While a student at Gordon-Conwell Seminary (evangelical) she had to "sneak" down to liberal Harvard Divinity School to see the gay Catholic writer Henri Nouwen. Did Gordon-Conwell have jackbooted thugs keeping an eye on students? The people in Nouwen's audiences were "black and white, male and female, rich and poor, liberal and conservative, gay and straight." How, pray tell, did she know by looking that any were liberal, conservative, gay, or straight? And obviously there were women at Gordon-Conwell, since she was there. Under Nouwen's spell, she learned that doctrine was unimportant, only that "faith and compassion came to the fore" (p 287). "We came together: all the diverse people in that room actually created a spiritual community" (287). How? Did the people ever see each other again afterward? For her "community" meant "we all felt good about being there."

To her, the existence of so many denominations is nothing but evidence of "bitter arguments between Christians over the basic tenets of their faith" (p 289). For someone who constantly harps on "diversity," she doesn't seem comfortable with a divided Christianity (and given the decline of her own denomination, the Episcopalians, in all her books she takes a lot of shots at evangelical churches, which are growing, often because they flee the liberal churches like hers).

The author assures us that, in the modern world, we can't believe in heaven. Everything Jesus taught about the "kingdom of heaven" in fact applies to social change, not the afterlife. She admits her faith, such as it is, is entirely this-worldly, and that politics is the only way to bring about salvation.

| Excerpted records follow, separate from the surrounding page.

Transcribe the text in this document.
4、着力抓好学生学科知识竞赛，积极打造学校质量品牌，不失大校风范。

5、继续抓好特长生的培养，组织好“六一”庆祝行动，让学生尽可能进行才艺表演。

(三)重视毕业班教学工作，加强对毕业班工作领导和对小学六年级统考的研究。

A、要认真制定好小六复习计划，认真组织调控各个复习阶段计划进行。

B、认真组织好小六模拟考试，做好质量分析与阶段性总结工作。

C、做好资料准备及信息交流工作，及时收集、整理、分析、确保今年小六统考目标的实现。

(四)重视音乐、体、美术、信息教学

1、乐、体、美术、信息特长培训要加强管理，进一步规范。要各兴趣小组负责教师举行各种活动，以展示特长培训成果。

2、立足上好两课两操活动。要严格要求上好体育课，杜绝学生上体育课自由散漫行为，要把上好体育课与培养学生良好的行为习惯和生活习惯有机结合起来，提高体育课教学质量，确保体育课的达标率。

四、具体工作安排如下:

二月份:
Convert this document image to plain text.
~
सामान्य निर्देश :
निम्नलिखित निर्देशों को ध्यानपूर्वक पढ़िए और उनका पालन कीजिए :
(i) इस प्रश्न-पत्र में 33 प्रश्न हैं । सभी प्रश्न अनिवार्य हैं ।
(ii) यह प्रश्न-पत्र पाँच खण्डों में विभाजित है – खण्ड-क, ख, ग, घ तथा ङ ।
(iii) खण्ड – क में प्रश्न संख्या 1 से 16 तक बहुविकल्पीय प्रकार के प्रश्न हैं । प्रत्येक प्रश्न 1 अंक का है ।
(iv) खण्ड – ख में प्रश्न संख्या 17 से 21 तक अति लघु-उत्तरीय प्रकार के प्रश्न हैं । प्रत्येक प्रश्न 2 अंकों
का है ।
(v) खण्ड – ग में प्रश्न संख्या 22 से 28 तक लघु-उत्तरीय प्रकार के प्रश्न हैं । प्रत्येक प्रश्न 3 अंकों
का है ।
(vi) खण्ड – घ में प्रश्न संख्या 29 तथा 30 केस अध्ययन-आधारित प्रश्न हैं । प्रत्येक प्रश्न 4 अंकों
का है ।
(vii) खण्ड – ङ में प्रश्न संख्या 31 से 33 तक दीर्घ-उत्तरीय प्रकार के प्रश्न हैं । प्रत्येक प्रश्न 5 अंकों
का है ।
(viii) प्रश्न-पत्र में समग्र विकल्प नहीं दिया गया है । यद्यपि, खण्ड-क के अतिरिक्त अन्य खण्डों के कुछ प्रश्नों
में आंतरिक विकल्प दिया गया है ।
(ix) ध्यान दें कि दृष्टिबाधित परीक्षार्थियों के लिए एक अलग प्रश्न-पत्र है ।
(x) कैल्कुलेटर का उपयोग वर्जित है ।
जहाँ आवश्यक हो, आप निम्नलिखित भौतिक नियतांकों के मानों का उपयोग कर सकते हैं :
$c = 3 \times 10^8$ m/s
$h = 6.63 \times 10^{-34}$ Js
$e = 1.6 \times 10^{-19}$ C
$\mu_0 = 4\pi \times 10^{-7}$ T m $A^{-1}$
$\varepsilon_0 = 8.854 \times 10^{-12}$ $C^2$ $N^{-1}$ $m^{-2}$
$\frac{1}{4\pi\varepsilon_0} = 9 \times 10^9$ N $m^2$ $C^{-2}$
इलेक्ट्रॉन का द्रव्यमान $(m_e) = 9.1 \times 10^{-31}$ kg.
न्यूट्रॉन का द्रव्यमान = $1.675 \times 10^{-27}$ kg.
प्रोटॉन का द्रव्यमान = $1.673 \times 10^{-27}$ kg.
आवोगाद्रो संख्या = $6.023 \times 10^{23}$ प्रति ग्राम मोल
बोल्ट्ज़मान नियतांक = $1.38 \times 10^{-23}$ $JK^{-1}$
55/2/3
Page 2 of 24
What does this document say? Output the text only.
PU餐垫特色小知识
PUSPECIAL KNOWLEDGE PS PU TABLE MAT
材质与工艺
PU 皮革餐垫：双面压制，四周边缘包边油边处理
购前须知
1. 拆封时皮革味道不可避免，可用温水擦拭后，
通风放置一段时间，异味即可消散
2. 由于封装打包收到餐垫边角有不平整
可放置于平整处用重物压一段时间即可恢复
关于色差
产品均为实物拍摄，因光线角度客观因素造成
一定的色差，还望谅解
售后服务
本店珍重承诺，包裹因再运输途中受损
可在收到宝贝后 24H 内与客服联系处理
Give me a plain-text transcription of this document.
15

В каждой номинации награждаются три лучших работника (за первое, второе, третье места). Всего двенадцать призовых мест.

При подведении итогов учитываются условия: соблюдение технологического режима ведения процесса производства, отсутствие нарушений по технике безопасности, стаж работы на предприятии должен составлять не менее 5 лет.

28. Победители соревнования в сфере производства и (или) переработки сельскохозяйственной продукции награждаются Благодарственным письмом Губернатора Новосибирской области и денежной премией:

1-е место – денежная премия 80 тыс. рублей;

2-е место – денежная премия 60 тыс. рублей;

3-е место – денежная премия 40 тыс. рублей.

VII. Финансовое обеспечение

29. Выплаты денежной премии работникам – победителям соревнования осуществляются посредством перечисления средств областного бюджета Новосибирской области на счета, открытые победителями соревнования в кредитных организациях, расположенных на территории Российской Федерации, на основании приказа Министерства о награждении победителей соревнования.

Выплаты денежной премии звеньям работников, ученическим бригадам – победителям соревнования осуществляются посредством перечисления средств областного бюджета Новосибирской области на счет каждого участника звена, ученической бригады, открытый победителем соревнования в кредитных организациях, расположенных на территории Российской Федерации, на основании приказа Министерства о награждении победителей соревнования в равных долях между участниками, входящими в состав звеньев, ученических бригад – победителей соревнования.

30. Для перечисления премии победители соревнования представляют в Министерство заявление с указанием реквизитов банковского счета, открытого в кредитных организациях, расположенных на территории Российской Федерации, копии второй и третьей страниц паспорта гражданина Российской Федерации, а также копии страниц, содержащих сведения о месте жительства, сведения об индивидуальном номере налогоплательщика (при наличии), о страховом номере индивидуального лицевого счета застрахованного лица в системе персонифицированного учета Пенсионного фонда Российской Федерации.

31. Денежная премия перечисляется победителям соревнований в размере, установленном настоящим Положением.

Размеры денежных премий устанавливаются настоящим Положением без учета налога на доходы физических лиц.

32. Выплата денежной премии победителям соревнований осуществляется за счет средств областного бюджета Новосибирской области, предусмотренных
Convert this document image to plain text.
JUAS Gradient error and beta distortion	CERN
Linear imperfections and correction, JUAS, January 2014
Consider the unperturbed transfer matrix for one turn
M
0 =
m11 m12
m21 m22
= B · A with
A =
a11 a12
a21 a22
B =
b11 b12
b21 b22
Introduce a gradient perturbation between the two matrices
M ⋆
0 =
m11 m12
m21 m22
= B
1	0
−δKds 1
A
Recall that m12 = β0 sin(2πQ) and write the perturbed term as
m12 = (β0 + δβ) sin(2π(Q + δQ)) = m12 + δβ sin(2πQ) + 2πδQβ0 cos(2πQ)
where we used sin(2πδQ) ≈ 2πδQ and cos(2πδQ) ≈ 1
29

The book, supposedly a history, is also autobiography. "I taught at a Christian college." "I was speaking in Vancouver, British Columbia." "I first visited Chartres Cathedral." "I went to Duke Chapel." "In 1996 I covered the Republican National Convention." "In 1980 I attended a mission conference in Edinburgh, Scotland." And on and on. If this author ever writes her autobiography, it will probably be ten volumes. Her self-absorption explains why in the book she only looks at Christians who remind her of her own wonderful self. (When a liberal insists that "we need to read different perspectives," what she means is "people who think just like I do."

My favorite quote: "My history is not neat." True. Much of it is not even fact. When your goal is to heap praise on people like your own adorable self, facts become negotiable. The proper Bible verse to serve as this book's epigraph is from Jesus' parable of the tax collector and the Pharisee, in which the self-congratulating Pharisee says, "God, I thank thee that I am not like other men."